Williams is a bit of a different story as opposing quarterbacks were more eager to target him as opposed to Ward in 2019. Williams allowed a passer rating of 91.5 when targeted and came in at No. 108 in PFF’s coverage grade, according to cleveland.com.
But that is where Woods can be a difference maker, according to Monson:
New defensive coordinator Joe Woods will be tasked with further developing Greedy Williams — a second-round draft pick last year. Williams excelled in man coverage in college at LSU, and Woods has extensive experience playing man coverage and matchup coverage shells within his coaching history.
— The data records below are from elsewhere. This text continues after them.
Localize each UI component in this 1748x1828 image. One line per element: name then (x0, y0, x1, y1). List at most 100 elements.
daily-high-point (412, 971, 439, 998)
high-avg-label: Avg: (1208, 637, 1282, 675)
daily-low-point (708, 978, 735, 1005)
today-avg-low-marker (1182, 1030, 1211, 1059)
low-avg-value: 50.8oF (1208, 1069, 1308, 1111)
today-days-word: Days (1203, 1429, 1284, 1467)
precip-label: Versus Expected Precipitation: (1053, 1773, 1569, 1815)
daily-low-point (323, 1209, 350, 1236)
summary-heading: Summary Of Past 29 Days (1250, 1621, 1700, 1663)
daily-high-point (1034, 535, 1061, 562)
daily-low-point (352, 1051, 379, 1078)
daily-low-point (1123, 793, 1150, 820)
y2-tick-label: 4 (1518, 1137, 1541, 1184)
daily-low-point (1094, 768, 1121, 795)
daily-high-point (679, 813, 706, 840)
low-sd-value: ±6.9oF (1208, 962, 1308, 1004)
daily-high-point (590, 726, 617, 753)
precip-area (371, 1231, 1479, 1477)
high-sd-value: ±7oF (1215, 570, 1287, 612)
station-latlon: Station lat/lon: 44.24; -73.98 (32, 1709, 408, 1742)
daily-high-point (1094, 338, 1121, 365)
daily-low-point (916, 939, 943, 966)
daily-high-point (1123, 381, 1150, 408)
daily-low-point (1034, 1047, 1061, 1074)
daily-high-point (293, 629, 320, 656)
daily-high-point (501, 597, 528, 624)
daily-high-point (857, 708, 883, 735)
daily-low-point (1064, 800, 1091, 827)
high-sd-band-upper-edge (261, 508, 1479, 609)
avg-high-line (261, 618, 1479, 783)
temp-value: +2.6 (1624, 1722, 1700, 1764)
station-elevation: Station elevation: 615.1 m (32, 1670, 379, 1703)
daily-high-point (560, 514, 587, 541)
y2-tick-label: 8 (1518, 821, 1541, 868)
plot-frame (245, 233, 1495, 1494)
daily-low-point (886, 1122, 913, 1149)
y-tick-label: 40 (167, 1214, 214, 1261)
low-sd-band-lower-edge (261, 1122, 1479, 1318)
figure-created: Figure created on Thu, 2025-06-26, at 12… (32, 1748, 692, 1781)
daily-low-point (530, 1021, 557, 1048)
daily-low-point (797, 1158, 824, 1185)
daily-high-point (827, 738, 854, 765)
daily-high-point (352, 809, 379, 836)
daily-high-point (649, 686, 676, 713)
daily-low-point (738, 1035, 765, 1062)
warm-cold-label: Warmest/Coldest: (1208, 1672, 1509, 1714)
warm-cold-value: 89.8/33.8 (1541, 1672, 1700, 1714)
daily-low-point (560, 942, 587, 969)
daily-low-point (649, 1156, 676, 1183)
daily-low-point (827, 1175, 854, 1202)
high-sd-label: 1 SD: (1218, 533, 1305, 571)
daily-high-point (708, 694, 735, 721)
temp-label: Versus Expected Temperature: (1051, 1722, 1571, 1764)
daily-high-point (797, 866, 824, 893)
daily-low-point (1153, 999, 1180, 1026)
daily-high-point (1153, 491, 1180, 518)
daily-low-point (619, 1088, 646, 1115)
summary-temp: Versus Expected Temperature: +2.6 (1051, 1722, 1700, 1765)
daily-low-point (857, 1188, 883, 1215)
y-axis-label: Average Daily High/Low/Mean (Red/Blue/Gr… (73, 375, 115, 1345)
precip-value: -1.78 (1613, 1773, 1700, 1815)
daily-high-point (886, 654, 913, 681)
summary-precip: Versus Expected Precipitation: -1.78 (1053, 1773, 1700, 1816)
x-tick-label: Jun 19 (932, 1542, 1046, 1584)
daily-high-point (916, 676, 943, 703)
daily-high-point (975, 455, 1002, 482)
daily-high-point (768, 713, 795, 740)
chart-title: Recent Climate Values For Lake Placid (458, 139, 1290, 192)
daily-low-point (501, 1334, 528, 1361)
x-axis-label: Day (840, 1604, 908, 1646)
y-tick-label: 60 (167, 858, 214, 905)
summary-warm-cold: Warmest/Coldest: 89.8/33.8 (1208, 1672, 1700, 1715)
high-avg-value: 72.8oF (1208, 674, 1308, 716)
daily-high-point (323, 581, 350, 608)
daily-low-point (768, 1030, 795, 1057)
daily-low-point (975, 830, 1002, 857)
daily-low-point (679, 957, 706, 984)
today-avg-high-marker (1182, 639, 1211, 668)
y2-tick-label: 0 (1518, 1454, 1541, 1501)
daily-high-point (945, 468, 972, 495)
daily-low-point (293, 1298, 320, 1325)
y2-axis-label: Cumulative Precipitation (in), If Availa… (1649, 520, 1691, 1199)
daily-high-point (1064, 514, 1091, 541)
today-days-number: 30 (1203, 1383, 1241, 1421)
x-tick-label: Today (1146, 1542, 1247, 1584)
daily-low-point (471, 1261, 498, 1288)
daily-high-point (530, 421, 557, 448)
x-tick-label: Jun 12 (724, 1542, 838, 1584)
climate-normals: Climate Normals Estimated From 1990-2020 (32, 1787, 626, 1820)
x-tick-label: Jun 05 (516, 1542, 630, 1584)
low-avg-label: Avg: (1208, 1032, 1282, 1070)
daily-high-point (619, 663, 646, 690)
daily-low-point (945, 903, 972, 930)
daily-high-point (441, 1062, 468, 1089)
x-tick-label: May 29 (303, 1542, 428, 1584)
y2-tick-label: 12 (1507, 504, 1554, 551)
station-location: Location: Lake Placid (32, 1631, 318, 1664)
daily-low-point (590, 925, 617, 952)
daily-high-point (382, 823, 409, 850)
Williams struggled as a rookie, allowing a 91.5 passer rating when targeted, but if he can be better supported by the scheme, he could be in line for a major improvement in Year 2.
Monson does not have much to say about the safeties, outside of the fact that there will be competition for playing time:
Safety is an area where the team now has intense competition for playing time, with new faces joining from both free agency and the draft. Karl Joseph and Andrew Sendejo add veteran experience to the group, while rookie Grant Delpit gets to reunite with his college teammate from LSU a year later. Second-year player Sheldrick Redwine flashed some impressive play as a rookie and will be looking to try and steal playing time, but he may be facing an uphill battle given the investment in more proven or highly-touted options.
The #Browns deployed five DBs on 83.8% of snaps last season, 7.7 percentage points more than any other team. The Vikings, where Kevin Stefanski arrives from, were No. 5 on this list & the 49ers, where DC Joe Woods arrives from, were No. 6.https://t.co/ptTc193xjW— PFF CLE Browns (@PFF_Browns) July 28, 2020
One of the biggest impacts Woods will have on the secondary may come from the personnel packages he uses.
As Monson points out in a different article, teams used five defensive backs on 55.6 percent of all the defensive snaps last season, and packages featuring six defensive backs are growing in popularity.
No team used five defensive backs more in 2019 than the Browns, who deployed that personnel grouping on 83.8 percent of their defensive snaps. Interestingly, both Woods (San Francisco 49ers at No. 6) and head coach Kevin Stefanski (Minnesota Vikings at No. 5) were with teams that joined the Browns in favoring five defensive backs last season.
With the Browns linebacker situation currently ... unsettled ... it should come as no surprise to see the Browns employing five or six defensive backs more often than not under Woods.
The Browns have built a nice group of young and talented players in the secondary and Woods might prove to be the key to helping that talent maximize its potential.